Dans le cas de Russia Today, une première chose frappe immédiatement l’observateur : la chaîne d’information russe dispose d’une journaliste à Damas, ce qui la distingue des médias occidentaux ou d’Al Jazeera dont les reporters sont interdits d’entrer sur le territoire syrien et travaillent donc depuis Beyrouth, Amman ou la frontière turque. Cette spécificité suscite naturellement l’intérêt puisque une présence sur place devrait permettre d’avoir un éclairage au plus proche de la réalité vécue aujourd’hui par les Syriens et notamment par les Damascènes.

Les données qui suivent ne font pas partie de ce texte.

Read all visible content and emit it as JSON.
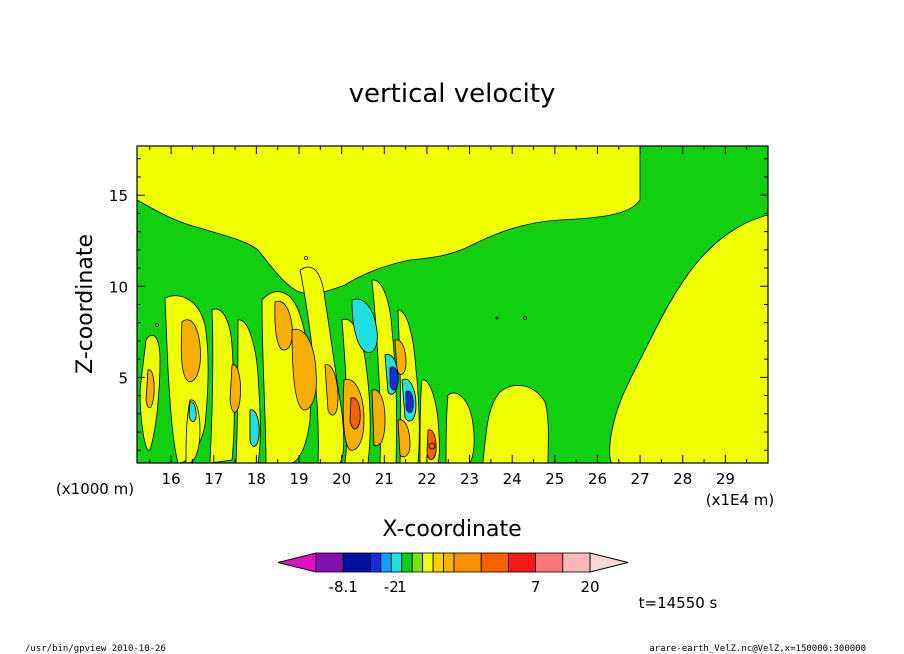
{
  "chart_data": {
    "type": "contour",
    "title": "vertical velocity",
    "xlabel": "X-coordinate",
    "ylabel": "Z-coordinate",
    "x_unit_left": "(x1000 m)",
    "x_unit_right": "(x1E4 m)",
    "x_ticks": [
      "16",
      "17",
      "18",
      "19",
      "20",
      "21",
      "22",
      "23",
      "24",
      "25",
      "26",
      "27",
      "28",
      "29"
    ],
    "y_ticks": [
      "5",
      "10",
      "15"
    ],
    "xlim": [
      15.2,
      30.0
    ],
    "ylim": [
      0.3,
      17.7
    ],
    "colorbar": {
      "labels": [
        {
          "text": "-8.1",
          "index": 1
        },
        {
          "text": "-2",
          "index": 4
        },
        {
          "text": "1",
          "index": 5
        },
        {
          "text": "7",
          "index": 13
        },
        {
          "text": "20",
          "index": 16
        }
      ],
      "colors": [
        "#e010c0",
        "#8010b0",
        "#0010a0",
        "#1030e0",
        "#10a0ff",
        "#20e0e0",
        "#10d010",
        "#80e000",
        "#f0ff00",
        "#f8d000",
        "#f8b000",
        "#f89000",
        "#f86000",
        "#f81818",
        "#f87878",
        "#f8b8b8",
        "#f8d8d8"
      ]
    },
    "time_label": "t=14550 s",
    "field_colors": {
      "background": "#10d010",
      "positive_weak": "#f0ff00",
      "positive_mid": "#f8b000",
      "positive_strong": "#f86000",
      "negative_weak": "#20e0e0",
      "negative_strong": "#1030e0"
    }
  },
  "footer": {
    "left": "/usr/bin/gpview  2010-10-26",
    "right": "arare-earth_VelZ.nc@VelZ,x=150000:300000"
  }
}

Mais c’est le contenu de l’information qui présente le plus grand intérêt. La présentation des événements en Syrie dans une perspective russe est fascinante. L’ensemble des interventions et des reportages et plus encore les commentaires des différents consultants sélectionnés par la chaîne visent à accréditer une seule et même thèse : le régime de Bashar Al-Assad est confronté à un mouvement insurrectionnel de type terroriste qui ne résulte pas tant de la mobilisation d’une partie de la population syrienne contre la dictature en place depuis 40 ans mais de l’alliance de cellules terroristes et de combattants venus de pays étrangers, équipes et financés par l’Arabie Saoudite, le Qatar, la Turquie, les Etats-Unis et l’Europe. Pour paraphraser un«analyste» interviewé sur Russia Today, la guerre civile en Syrie résulterait d’une vaste opération d’infiltration militaire de l’OTAN financée par les pétrodollars du Golfe arabo-persique et s’appuyant en cas de besoin sur des militants d’Al-Qaeda.

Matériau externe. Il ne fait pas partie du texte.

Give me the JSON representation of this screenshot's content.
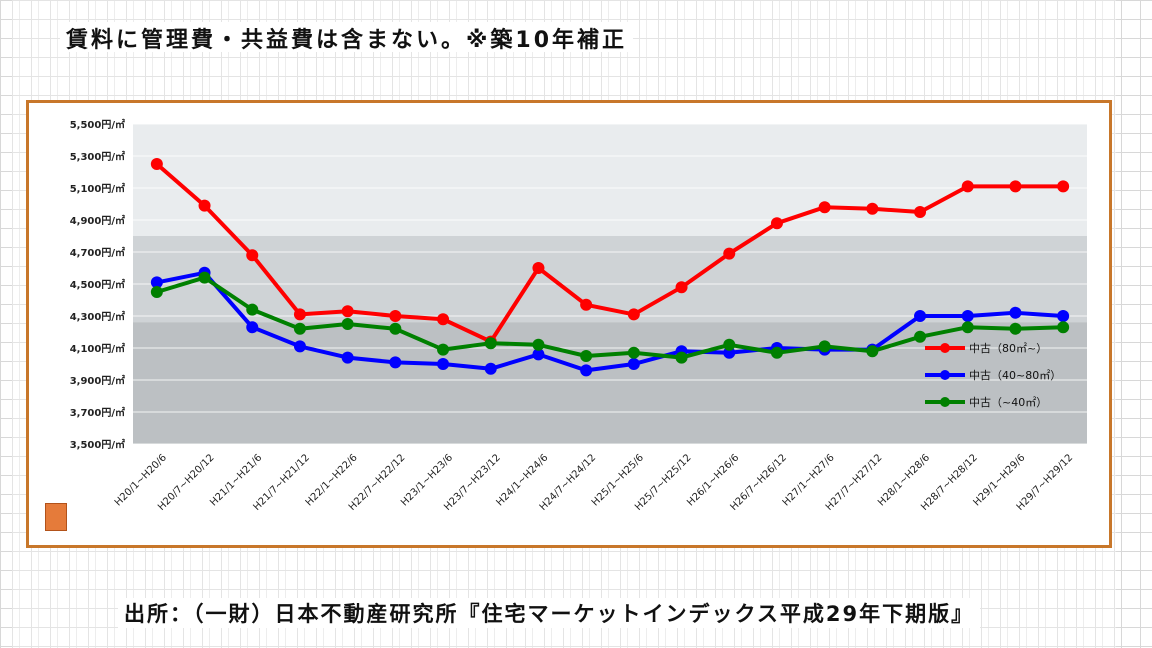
{
  "title": "賃料に管理費・共益費は含まない。※築10年補正",
  "source": "出所：（一財）日本不動産研究所『住宅マーケットインデックス平成29年下期版』",
  "colors": {
    "frame": "#c8772a",
    "series": [
      "#ff0000",
      "#0000ff",
      "#008000"
    ]
  },
  "chart_data": {
    "type": "line",
    "categories": [
      "H20/1~H20/6",
      "H20/7~H20/12",
      "H21/1~H21/6",
      "H21/7~H21/12",
      "H22/1~H22/6",
      "H22/7~H22/12",
      "H23/1~H23/6",
      "H23/7~H23/12",
      "H24/1~H24/6",
      "H24/7~H24/12",
      "H25/1~H25/6",
      "H25/7~H25/12",
      "H26/1~H26/6",
      "H26/7~H26/12",
      "H27/1~H27/6",
      "H27/7~H27/12",
      "H28/1~H28/6",
      "H28/7~H28/12",
      "H29/1~H29/6",
      "H29/7~H29/12"
    ],
    "yticks": [
      "5,500円/㎡",
      "5,300円/㎡",
      "5,100円/㎡",
      "4,900円/㎡",
      "4,700円/㎡",
      "4,500円/㎡",
      "4,300円/㎡",
      "4,100円/㎡",
      "3,900円/㎡",
      "3,700円/㎡",
      "3,500円/㎡"
    ],
    "ylim": [
      3500,
      5500
    ],
    "series": [
      {
        "name": "中古（80㎡~）",
        "values": [
          5250,
          4990,
          4680,
          4310,
          4330,
          4300,
          4280,
          4140,
          4600,
          4370,
          4310,
          4480,
          4690,
          4880,
          4980,
          4970,
          4950,
          5110,
          5110,
          5110
        ]
      },
      {
        "name": "中古（40~80㎡）",
        "values": [
          4510,
          4570,
          4230,
          4110,
          4040,
          4010,
          4000,
          3970,
          4060,
          3960,
          4000,
          4080,
          4070,
          4100,
          4090,
          4090,
          4300,
          4300,
          4320,
          4300
        ]
      },
      {
        "name": "中古（~40㎡）",
        "values": [
          4450,
          4540,
          4340,
          4220,
          4250,
          4220,
          4090,
          4130,
          4120,
          4050,
          4070,
          4040,
          4120,
          4070,
          4110,
          4080,
          4170,
          4230,
          4220,
          4230
        ]
      }
    ],
    "legend_position": "bottom-right",
    "grid": true
  }
}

L’atrocité de la répression orchestrée par le régime, les crimes commis par celui-ci depuis 16 mois, la torture, les assassinats politiques d’opposants et de leurs familles, tout cela n’est jamais évoqué ; tout au plus certains commentateurs font-ils, occasionnellement, mention de la nécessité pour la Syrie de «poursuivre son chemin sur la voie de la démocratie», ce qui fournit l’opportunité de mettre en exergue la «bonne volonté» du président syrien, naturellement désireux d’engager un dialogue de réconciliation nationale ! La nécessité de poursuivre voire d’intensifier la répression est implicitement légitimée par les interviews de Damascènes ordinaires qui témoignent de leurs inquiétudes et clament haut et fort la nécessité«d’éradiquer ces terroristes et ces criminels». Quant à la solution à la fin du conflit syrien, elle est ressassée à longueur d’émission par les commentateurs : l’Occident et les Pays du Golfe doivent cesser leur appui à l’Armée Syrienne Libre, amener le Conseil National Syrien à résipiscence et «laisser le peuple syrien décider seul de son futur». Il appartient à la Russie (dont il est régulièrement rappelé qu’elle ne prend pas parti dans ce conflit, car elle est soucieuse du respect de l’indépendance des Etats), à la Chine et à l’Iran de s’allier contre ces tentatives de «déstabilisation criminelle d’un état souverain», fondamentalement «contraires au droit international».